Aging wine is an art…
Jose and I like to keep bottles of wine around for some aging. Not too many of them and for long, because our wine refrigerator is on the small side. Still, we’ve got the rest of our wine stored in a dark closet, away from the heat of the house. Occasionally we bring out one of those special bottles.
Last night, I did just that.
My latest find was a really delicious Chilean Pinot Noir. Perfection for me…. 2009 Morandé Gran Reserva Pinot Noir, D.O. Casablanca Valley, from Viña Morandé. [SRP: $17.99]
The wine was superbly delicious, with plummy blueberry notes; a medium bodied, not meant to punch your palate in the midsection, just meant to be delicious on your mid palate. And it’s very food friendly.

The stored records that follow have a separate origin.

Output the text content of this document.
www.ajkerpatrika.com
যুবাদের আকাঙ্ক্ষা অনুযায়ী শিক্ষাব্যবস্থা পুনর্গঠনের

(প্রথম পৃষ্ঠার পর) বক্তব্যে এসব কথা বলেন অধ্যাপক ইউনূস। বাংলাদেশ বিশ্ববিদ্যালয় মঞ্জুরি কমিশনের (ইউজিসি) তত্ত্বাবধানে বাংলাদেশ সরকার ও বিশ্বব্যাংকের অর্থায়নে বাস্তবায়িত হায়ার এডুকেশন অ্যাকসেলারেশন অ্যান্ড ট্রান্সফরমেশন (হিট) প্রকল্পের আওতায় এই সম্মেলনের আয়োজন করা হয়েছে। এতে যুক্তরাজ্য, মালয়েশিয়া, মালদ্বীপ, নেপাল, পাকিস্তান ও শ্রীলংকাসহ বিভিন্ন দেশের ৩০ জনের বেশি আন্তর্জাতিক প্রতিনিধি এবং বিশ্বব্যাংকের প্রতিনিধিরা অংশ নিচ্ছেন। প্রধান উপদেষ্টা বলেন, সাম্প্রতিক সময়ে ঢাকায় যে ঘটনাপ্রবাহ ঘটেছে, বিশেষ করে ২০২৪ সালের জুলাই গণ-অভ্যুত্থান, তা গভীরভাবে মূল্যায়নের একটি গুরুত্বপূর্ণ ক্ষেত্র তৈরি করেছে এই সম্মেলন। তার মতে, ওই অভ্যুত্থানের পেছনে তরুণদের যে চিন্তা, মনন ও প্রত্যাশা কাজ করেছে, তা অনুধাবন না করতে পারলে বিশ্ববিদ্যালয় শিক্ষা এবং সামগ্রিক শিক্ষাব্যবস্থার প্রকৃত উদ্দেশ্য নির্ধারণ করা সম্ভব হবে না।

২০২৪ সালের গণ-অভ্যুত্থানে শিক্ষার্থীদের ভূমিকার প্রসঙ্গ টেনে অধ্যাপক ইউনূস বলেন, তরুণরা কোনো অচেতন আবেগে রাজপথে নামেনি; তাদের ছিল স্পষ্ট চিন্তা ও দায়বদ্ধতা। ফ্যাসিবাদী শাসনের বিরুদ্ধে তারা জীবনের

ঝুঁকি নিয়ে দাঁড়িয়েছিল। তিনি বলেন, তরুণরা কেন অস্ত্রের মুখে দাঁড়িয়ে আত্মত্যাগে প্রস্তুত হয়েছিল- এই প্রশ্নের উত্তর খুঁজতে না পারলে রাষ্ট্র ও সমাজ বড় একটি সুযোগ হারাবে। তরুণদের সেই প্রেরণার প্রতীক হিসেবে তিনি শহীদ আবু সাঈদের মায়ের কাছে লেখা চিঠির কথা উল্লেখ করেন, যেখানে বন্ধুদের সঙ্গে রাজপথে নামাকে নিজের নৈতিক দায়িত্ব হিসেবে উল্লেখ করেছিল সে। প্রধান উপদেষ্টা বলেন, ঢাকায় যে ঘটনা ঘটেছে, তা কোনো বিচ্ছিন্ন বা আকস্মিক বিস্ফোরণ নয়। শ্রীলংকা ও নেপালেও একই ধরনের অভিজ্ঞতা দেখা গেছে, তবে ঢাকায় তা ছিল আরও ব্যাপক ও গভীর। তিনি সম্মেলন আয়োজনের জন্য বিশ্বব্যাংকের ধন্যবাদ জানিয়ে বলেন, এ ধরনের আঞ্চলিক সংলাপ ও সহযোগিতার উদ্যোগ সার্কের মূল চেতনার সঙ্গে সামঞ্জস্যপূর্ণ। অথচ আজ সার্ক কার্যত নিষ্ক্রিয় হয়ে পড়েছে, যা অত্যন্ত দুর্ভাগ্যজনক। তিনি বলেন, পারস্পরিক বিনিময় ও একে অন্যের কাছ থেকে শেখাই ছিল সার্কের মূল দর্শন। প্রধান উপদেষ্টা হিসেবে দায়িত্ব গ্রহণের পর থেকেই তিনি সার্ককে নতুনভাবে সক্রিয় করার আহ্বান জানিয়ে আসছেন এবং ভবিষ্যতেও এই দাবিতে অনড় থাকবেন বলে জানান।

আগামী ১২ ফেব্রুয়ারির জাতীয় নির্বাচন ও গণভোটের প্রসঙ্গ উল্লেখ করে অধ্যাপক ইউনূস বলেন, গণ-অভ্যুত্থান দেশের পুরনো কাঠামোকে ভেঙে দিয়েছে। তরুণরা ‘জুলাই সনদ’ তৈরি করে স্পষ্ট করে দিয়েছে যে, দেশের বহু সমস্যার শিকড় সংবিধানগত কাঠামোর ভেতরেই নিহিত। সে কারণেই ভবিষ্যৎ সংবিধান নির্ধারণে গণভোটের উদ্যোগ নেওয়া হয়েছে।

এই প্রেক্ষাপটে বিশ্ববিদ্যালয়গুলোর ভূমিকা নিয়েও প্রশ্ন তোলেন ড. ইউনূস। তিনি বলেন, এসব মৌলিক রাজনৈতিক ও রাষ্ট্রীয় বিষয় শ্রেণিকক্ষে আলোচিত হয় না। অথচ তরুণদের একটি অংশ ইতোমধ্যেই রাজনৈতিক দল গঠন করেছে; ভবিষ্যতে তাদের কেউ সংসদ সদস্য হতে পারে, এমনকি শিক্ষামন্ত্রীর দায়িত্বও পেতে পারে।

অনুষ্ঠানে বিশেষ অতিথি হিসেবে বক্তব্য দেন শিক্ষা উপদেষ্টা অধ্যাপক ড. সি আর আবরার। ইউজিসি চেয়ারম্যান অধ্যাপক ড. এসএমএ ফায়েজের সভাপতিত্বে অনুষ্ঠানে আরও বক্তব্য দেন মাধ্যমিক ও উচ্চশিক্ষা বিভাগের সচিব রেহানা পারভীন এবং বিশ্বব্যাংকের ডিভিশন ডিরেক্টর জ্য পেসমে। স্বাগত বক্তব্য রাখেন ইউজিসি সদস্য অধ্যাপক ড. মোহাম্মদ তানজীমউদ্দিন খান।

I could easily make this a house wine, worth serving to any of my wine centric friends and they’d all be writing down the name of the wine, if they weren’t familiar with it.

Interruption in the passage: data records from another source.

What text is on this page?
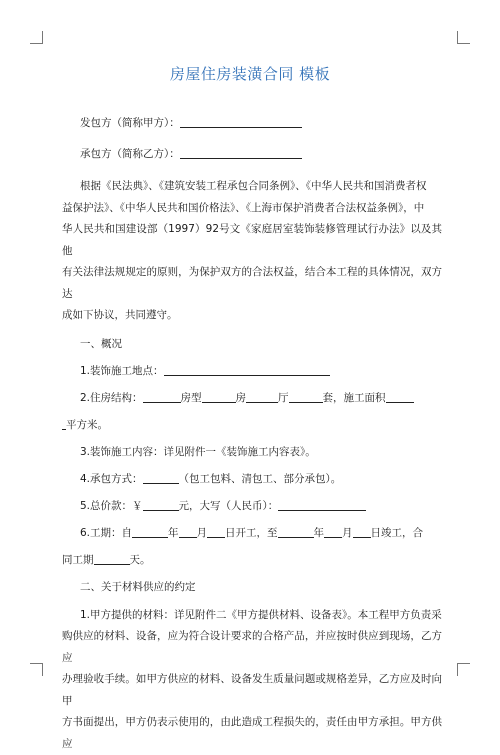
房屋住房装潢合同 模板
发包方（简称甲方）：
承包方（简称乙方）：
根据《民法典》、《建筑安装工程承包合同条例》、《中华人民共和国消费者权
益保护法》、《中华人民共和国价格法》、《上海市保护消费者合法权益条例》，中
华人民共和国建设部（1997）92号文《家庭居室装饰装修管理试行办法》以及其他
有关法律法规规定的原则，为保护双方的合法权益，结合本工程的具体情况，双方达
成如下协议，共同遵守。
一、概况
1.装饰施工地点：
2.住房结构：	房型	房	厅	套，施工面积
平方米。
3.装饰施工内容：详见附件一《装饰施工内容表》。
4.承包方式：	（包工包料、清包工、部分承包）。
5.总价款：￥	元，大写（人民币）：
6.工期：自	年 月 日开工，至	年 月 日竣工，合
同工期	天。
二、关于材料供应的约定
1.甲方提供的材料：详见附件二《甲方提供材料、设备表》。本工程甲方负责采
购供应的材料、设备，应为符合设计要求的合格产品，并应按时供应到现场，乙方应
办理验收手续。如甲方供应的材料、设备发生质量问题或规格差异，乙方应及时向甲
方书面提出，甲方仍表示使用的，由此造成工程损失的，责任由甲方承担。甲方供应
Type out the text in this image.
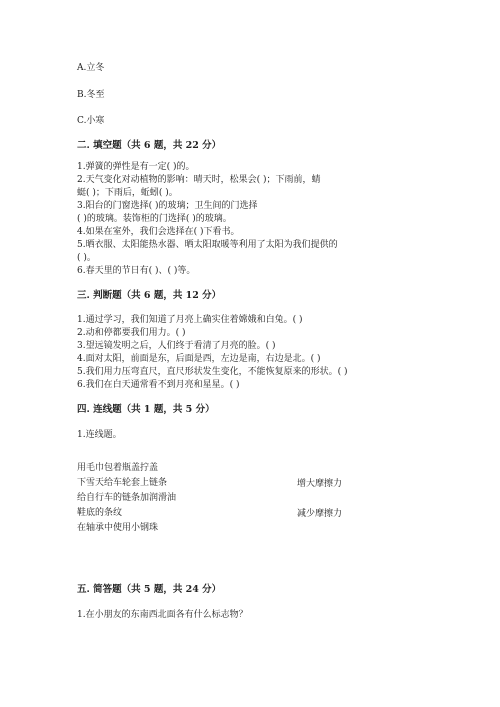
A.立冬
B.冬至
C.小寒
二. 填空题（共 6 题，共 22 分）
1.弹簧的弹性是有一定( )的。
2.天气变化对动植物的影响：晴天时，松果会( )；下雨前，蜻
蜓( )；下雨后，蚯蚓( )。
3.阳台的门窗选择( )的玻璃；卫生间的门选择
( )的玻璃。装饰柜的门选择( )的玻璃。
4.如果在室外，我们会选择在( )下看书。
5.晒衣服、太阳能热水器、晒太阳取暖等利用了太阳为我们提供的
( )。
6.春天里的节日有( )、( )等。
三. 判断题（共 6 题，共 12 分）
1.通过学习，我们知道了月亮上确实住着嫦娥和白兔。( )
2.动和停都要我们用力。( )
3.望远镜发明之后，人们终于看清了月亮的脸。( )
4.面对太阳，前面是东，后面是西，左边是南，右边是北。( )
5.我们用力压弯直尺，直尺形状发生变化，不能恢复原来的形状。( )
6.我们在白天通常看不到月亮和星星。( )
四. 连线题（共 1 题，共 5 分）
1.连线题。
用毛巾包着瓶盖拧盖
下雪天给车轮套上链条
给自行车的链条加润滑油
鞋底的条纹
在轴承中使用小钢珠
增大摩擦力
减少摩擦力
五. 简答题（共 5 题，共 24 分）
1.在小朋友的东南西北面各有什么标志物？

BOTTLE FRONT LABEL: In order to respect the fruit and achieve freshness with complexity, our wines are aged in “foundres” and vinified using traditional methods.

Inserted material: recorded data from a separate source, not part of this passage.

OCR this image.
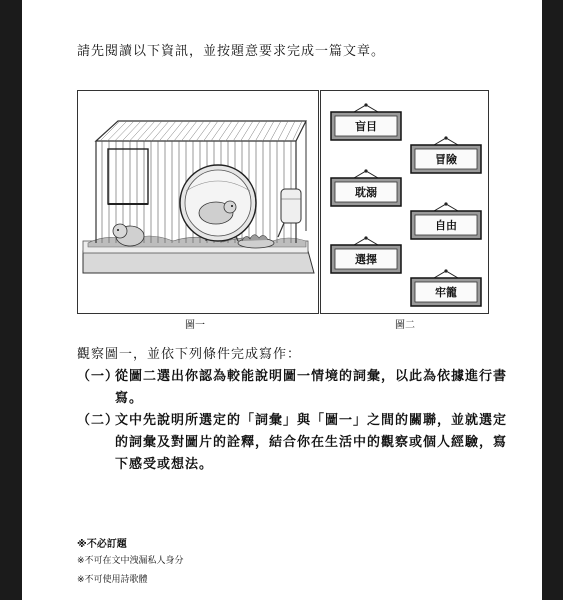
請先閱讀以下資訊，並按題意要求完成一篇文章。
盲目
冒險
耽溺
自由
選擇
牢籠
圖一	圖二
觀察圖一，並依下列條件完成寫作：
（一）
從圖二選出你認為較能說明圖一情境的詞彙，以此為依據進行書寫。
（二）
文中先說明所選定的「詞彙」與「圖一」之間的關聯，並就選定的詞彙及對圖片的詮釋，結合你在生活中的觀察或個人經驗，寫下感受或想法。
※不必訂題
※不可在文中洩漏私人身分
※不可使用詩歌體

“Foundres” was a new one on me, so I tried to look it up, in order to expand my horizons.
I couldn’t find anything to help me, so I sent the following to the winery, via their Website comments:
On your label for your 2009 Morandé Gran Reserva Pinot Noir, D.O. Casablanca Valley, you have written: “In order to respect the fruit and achieve freshness with complexity, our wines are aged in “foundres” and vinified using traditional methods.”
Could you please explain to me what you mean by “aged in ‘foundres.'” I’m very familiar with barrel aging, and I’m assuming that this is what you are meaning, but I don’t want to make a mistake. Also, if I can learn something new, that would be great. I’ve been in the wine business for over 20 years, so anything new would be refreshing…
Thanks. I’m writing aobut this delicious wine that I enjoyed last evening.
Meanwhile, while I waited, a squeezed the last glass of wine from the bottle, to sip, enjoy, and wait for an answer…. and I’m still waiting.
UPDATE: from Joanne Salisby, wine educator from Leavenworth, Washington.
Hi, Jo. The term is “foudres,” not “foundres.” You can Google it. It is a large barrel…comes from the French.